How was "tin can phone"/"string phone" called before telephone invented?

Or was anything carrying sound to remote already called phone before telephone?


Lover's String (also found as Lovers' String or Lover's Telegraph) was the name used in the late 19th Century in documents relating to the development and patenting of the electric telephone.

In documents relating to Mr Bell's 2nd patent (#186,787 of Jan 30, 1877), there is discussion of the origin of the telephone in which we find this text:

He shows and describes it as a "stretched" diaphragm, with a piece of soft iron attached to it, showing that it is to be an elastic membrane, and not of iron. He got his idea from the lover's string telephone, which is ordinarily made with a diaphragm of parchment or bladder.
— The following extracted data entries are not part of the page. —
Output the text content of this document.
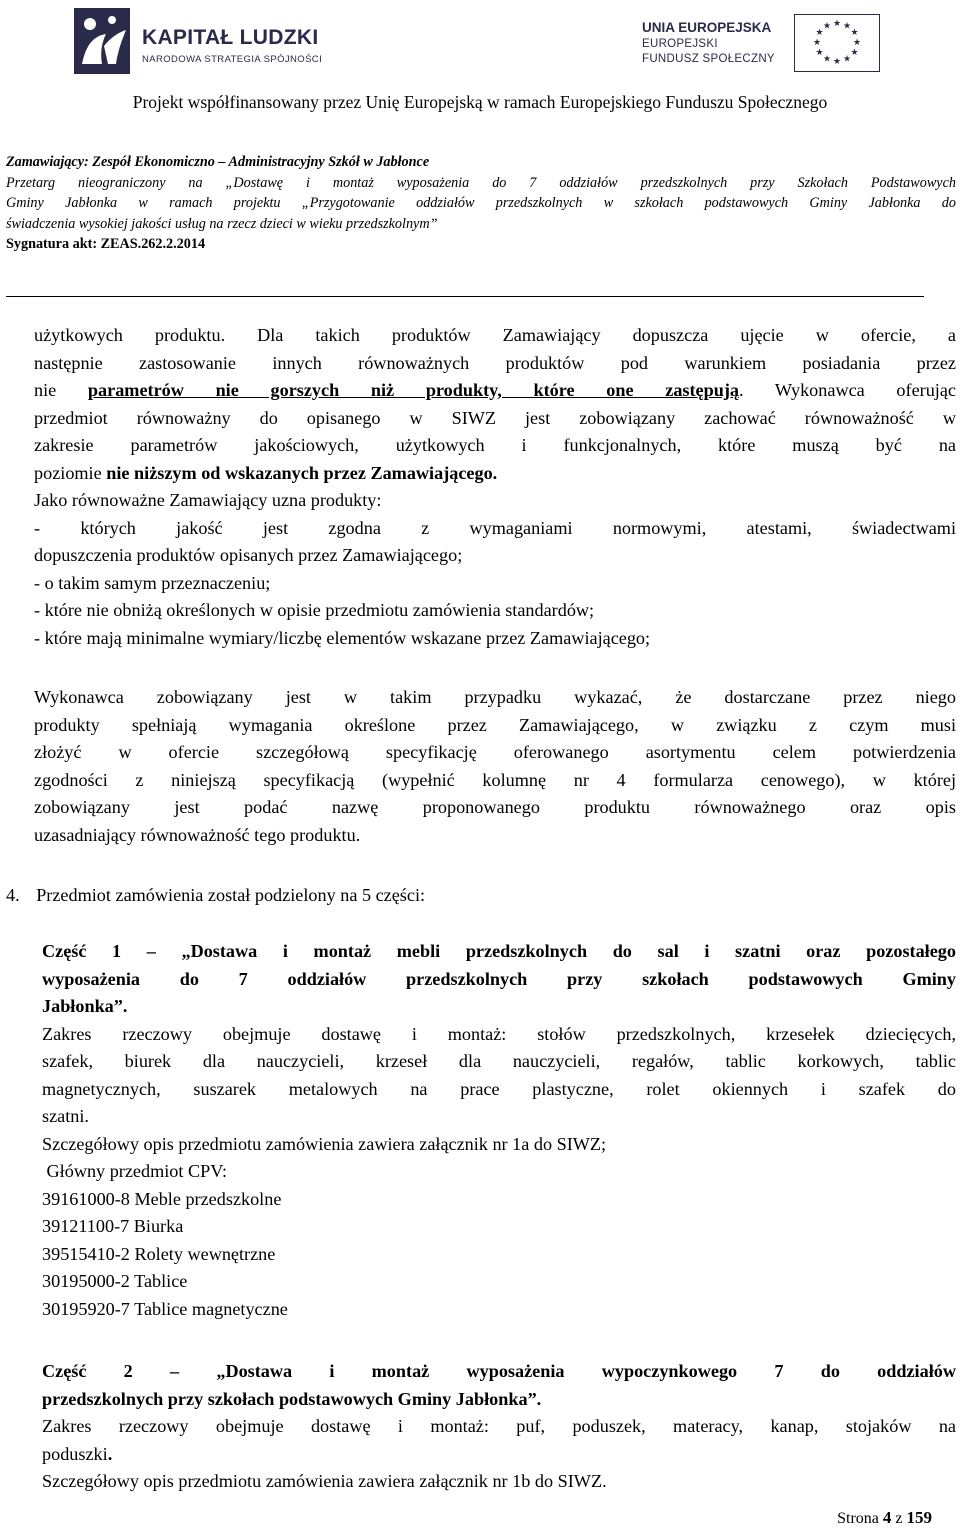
KAPITAŁ LUDZKI
NARODOWA STRATEGIA SPÓJNOŚCI
UNIA EUROPEJSKA
EUROPEJSKI
FUNDUSZ SPOŁECZNY
★ ★
★
★
★
★
★
★
★
★
★
★
Projekt współfinansowany przez Unię Europejską w ramach Europejskiego Funduszu Społecznego
Zamawiający: Zespół Ekonomiczno – Administracyjny Szkół w Jabłonce
Przetarg nieograniczony na „Dostawę i montaż wyposażenia do 7 oddziałów przedszkolnych przy Szkołach Podstawowych
Gminy Jabłonka w ramach projektu „Przygotowanie oddziałów przedszkolnych w szkołach podstawowych Gminy Jabłonka do
świadczenia wysokiej jakości usług na rzecz dzieci w wieku przedszkolnym”
Sygnatura akt: ZEAS.262.2.2014
użytkowych produktu. Dla takich produktów Zamawiający dopuszcza ujęcie w ofercie, a
następnie zastosowanie innych równoważnych produktów pod warunkiem posiadania przez
nie parametrów nie gorszych niż produkty, które one zastępują. Wykonawca oferując
przedmiot równoważny do opisanego w SIWZ jest zobowiązany zachować równoważność w
zakresie parametrów jakościowych, użytkowych i funkcjonalnych, które muszą być na
poziomie nie niższym od wskazanych przez Zamawiającego.
Jako równoważne Zamawiający uzna produkty:
- których jakość jest zgodna z wymaganiami normowymi, atestami, świadectwami
dopuszczenia produktów opisanych przez Zamawiającego;
- o takim samym przeznaczeniu;
- które nie obniżą określonych w opisie przedmiotu zamówienia standardów;
- które mają minimalne wymiary/liczbę elementów wskazane przez Zamawiającego;
Wykonawca zobowiązany jest w takim przypadku wykazać, że dostarczane przez niego
produkty spełniają wymagania określone przez Zamawiającego, w związku z czym musi
złożyć w ofercie szczegółową specyfikację oferowanego asortymentu celem potwierdzenia
zgodności z niniejszą specyfikacją (wypełnić kolumnę nr 4 formularza cenowego), w której
zobowiązany jest podać nazwę proponowanego produktu równoważnego oraz opis
uzasadniający równoważność tego produktu.
4. Przedmiot zamówienia został podzielony na 5 części:
Część 1 – „Dostawa i montaż mebli przedszkolnych do sal i szatni oraz pozostałego
wyposażenia do 7 oddziałów przedszkolnych przy szkołach podstawowych Gminy
Jabłonka”.
Zakres rzeczowy obejmuje dostawę i montaż: stołów przedszkolnych, krzesełek dziecięcych,
szafek, biurek dla nauczycieli, krzeseł dla nauczycieli, regałów, tablic korkowych, tablic
magnetycznych, suszarek metalowych na prace plastyczne, rolet okiennych i szafek do
szatni.
Szczegółowy opis przedmiotu zamówienia zawiera załącznik nr 1a do SIWZ;
Główny przedmiot CPV:
39161000-8 Meble przedszkolne
39121100-7 Biurka
39515410-2 Rolety wewnętrzne
30195000-2 Tablice
30195920-7 Tablice magnetyczne
Część 2 – „Dostawa i montaż wyposażenia wypoczynkowego 7 do oddziałów
przedszkolnych przy szkołach podstawowych Gminy Jabłonka”.
Zakres rzeczowy obejmuje dostawę i montaż: puf, poduszek, materacy, kanap, stojaków na
poduszki.
Szczegółowy opis przedmiotu zamówienia zawiera załącznik nr 1b do SIWZ.
Strona 4 z 159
Conklin's Handy Manual of Useful Information and World's Atlas of 1891 (as well as several other publications) mentions this:

In 1831, Wheatstone showed that when the sounding boards of two musical instruments were connected together by a rod of pine wood, a tune played on one will be faithfully reproduced by the other. Somewhat later a toy, called the Lovers' String, was made, and is the simplest form of a mechanical telephone. The toy consisted of two tin cups, the bottoms made of parchment or cat gut tightly stretched like a drum head, and connected, one with the other, by a string or cord. When the string was drawn taut, sounds such as those of ordinary speech produced in front of one of the cups were transmitted along the string to the other cup and reproduced there. This was the first telephone.

There is an image of the text in a different publication, here.


According to the book, The Telephone and its Many Inventors (Google books link), the device you mention was first attributed to Robert Hooke in 1664. Apparently, he did not give the device a name:

I can assure the reader that I have, by the help of a distended wire, propagated the sound to a very considerable distance in an instant, or with as seemingly quick a motion as that of light, at leas, incomparably swifter than that, which at the same time was propagated through the air; and this not only in a straight line, or direct, but in one bended in many angles.

According to this site, it might have been simply called an instrument or a communication system, but I could not find anything definitive. As a now deleted answer stated, the word telephone did not come along until 1835.